The corresponding chord, $\overline{GE} = 118;22^p$, again in the context where the diameter of this circle is $120^p$.

So what of it?

Now, if $\overline{GE}$ had been found equal to the diameter of the eccentre, it is obvious that the centre would lie on $\overline{GE}$, and the ratio of the eccentricity would immediately be apparent. But, since it is not equal [to the diameter], but makes [arc] $EABG$ greater than a semi-circle, it is clear that the centre of the eccentre will fall within the latter.

What Ptolemy is saying here is that if $\overline{GE}$ would have equaled $120^p$, then it would have meant it passed through the center of the circle.

Had that been the case, then “the ratio of eccentricity would immediately be apparent.” Ptolemy doesn’t say how, but I suspect we’ll come to that.

However, this point has gotten quite long, we’ll continue in the next post!



 

  1. Centered on $\Theta$ in our last diagram.
  2. Bear in mind, these were called $E$, $Z$, and $H$ respectively in the diagram in the last post!
  3. At this point in the description, Ptolemy becomes rather agnostic about which points are used which way.

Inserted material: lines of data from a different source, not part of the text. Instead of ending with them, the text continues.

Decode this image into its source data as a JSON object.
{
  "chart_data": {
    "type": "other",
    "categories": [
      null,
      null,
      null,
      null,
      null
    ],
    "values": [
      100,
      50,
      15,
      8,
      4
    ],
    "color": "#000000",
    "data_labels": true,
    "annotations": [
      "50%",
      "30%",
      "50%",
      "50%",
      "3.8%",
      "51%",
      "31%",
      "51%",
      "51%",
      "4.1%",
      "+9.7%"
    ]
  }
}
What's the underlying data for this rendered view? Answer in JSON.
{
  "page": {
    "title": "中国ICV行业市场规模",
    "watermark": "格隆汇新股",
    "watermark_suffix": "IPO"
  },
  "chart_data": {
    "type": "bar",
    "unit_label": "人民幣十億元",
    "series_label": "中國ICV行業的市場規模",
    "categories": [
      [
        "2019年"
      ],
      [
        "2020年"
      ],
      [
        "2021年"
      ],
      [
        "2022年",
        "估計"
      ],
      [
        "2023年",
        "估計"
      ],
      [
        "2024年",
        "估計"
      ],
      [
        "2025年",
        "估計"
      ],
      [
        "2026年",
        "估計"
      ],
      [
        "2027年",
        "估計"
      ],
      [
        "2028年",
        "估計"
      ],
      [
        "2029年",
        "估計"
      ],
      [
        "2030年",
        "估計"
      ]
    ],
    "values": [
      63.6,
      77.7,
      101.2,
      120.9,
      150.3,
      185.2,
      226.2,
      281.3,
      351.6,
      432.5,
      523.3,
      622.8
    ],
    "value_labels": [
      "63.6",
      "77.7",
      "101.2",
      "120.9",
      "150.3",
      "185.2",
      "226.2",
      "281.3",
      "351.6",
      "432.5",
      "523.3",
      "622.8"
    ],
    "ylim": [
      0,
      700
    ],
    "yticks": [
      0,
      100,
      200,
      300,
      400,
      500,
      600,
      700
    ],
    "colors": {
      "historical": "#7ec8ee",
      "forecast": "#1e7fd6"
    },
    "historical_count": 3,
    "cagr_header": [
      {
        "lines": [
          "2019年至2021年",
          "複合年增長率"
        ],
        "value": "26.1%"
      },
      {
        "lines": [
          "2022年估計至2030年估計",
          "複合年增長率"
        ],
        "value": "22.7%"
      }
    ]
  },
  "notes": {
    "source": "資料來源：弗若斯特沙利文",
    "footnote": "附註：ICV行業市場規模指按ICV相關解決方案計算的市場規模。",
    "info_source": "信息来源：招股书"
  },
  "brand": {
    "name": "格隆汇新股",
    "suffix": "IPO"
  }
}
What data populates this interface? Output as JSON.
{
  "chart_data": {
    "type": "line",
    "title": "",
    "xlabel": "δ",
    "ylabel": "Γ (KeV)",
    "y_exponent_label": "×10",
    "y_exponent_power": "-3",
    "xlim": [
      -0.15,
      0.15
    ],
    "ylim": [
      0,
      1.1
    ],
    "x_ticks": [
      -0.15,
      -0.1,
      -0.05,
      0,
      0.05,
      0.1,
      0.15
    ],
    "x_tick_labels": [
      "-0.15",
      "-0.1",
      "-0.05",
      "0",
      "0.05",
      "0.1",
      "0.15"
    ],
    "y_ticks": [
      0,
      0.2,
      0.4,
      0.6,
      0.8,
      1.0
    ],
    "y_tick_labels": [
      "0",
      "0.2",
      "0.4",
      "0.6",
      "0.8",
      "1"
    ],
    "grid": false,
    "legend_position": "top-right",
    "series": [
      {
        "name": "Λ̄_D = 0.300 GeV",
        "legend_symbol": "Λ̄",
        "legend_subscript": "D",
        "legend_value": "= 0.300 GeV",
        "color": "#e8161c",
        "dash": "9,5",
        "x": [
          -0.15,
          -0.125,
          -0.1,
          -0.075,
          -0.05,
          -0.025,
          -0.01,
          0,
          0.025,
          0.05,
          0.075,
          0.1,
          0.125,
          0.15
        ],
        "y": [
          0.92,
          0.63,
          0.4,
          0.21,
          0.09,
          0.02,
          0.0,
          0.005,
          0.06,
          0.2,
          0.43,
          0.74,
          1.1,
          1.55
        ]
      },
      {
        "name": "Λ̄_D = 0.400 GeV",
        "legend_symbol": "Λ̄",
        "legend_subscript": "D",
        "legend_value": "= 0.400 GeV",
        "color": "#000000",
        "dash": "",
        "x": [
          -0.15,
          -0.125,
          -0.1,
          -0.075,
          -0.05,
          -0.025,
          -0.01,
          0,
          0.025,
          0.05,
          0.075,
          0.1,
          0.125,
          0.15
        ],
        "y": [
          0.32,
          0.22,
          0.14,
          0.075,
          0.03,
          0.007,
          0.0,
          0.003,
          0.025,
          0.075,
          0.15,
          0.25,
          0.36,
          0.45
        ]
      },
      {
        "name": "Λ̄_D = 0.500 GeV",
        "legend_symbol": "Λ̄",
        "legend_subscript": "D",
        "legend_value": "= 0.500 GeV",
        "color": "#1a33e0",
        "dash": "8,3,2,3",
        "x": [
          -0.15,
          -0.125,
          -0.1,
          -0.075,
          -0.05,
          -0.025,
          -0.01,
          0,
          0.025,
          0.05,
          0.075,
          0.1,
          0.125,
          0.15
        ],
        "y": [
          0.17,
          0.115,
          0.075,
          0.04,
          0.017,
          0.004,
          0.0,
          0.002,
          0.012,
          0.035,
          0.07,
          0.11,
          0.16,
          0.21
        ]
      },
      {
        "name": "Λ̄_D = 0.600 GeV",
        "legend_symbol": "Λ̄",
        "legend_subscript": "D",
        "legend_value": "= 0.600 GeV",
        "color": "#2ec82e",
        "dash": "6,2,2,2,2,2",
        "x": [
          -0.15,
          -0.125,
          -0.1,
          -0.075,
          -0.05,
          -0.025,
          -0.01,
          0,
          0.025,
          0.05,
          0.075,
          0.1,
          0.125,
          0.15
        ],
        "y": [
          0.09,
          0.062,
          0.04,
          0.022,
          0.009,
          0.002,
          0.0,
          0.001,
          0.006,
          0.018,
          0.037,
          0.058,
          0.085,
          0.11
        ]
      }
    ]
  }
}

Instead of extending $\overline{GD}$, we could have extended any of the lines from the observations in the same manner. We would then have to adjust the rest of the lines we’ve drawn. For the sake of clarity, I’m describing the diagram as drawn instead of giving the more general description as Ptolemy does.
  4. Which we called $arc \; ZH$ in the last post.
  5. I hope the divisions help us keep track of context.
  6. This is a true value as this was the amount that Mars moved from the mean motions table.
  7. Angles $\angle BDE = 86;16º$ and $\angle DEB = 47;44º$. Keep in mind this is not a right triangle!
  8. Ptolemy seems to incorrectly imply that these are equal to the arcs in this circle, but they are not.
  9. I get $\overline{AB} = 138;54^p$, but again adopt Ptolemy’s value for consistency.
  10. Do keep in mind we found $\overline{A \Theta} = 78;31^p$ as well, but that was in a different context.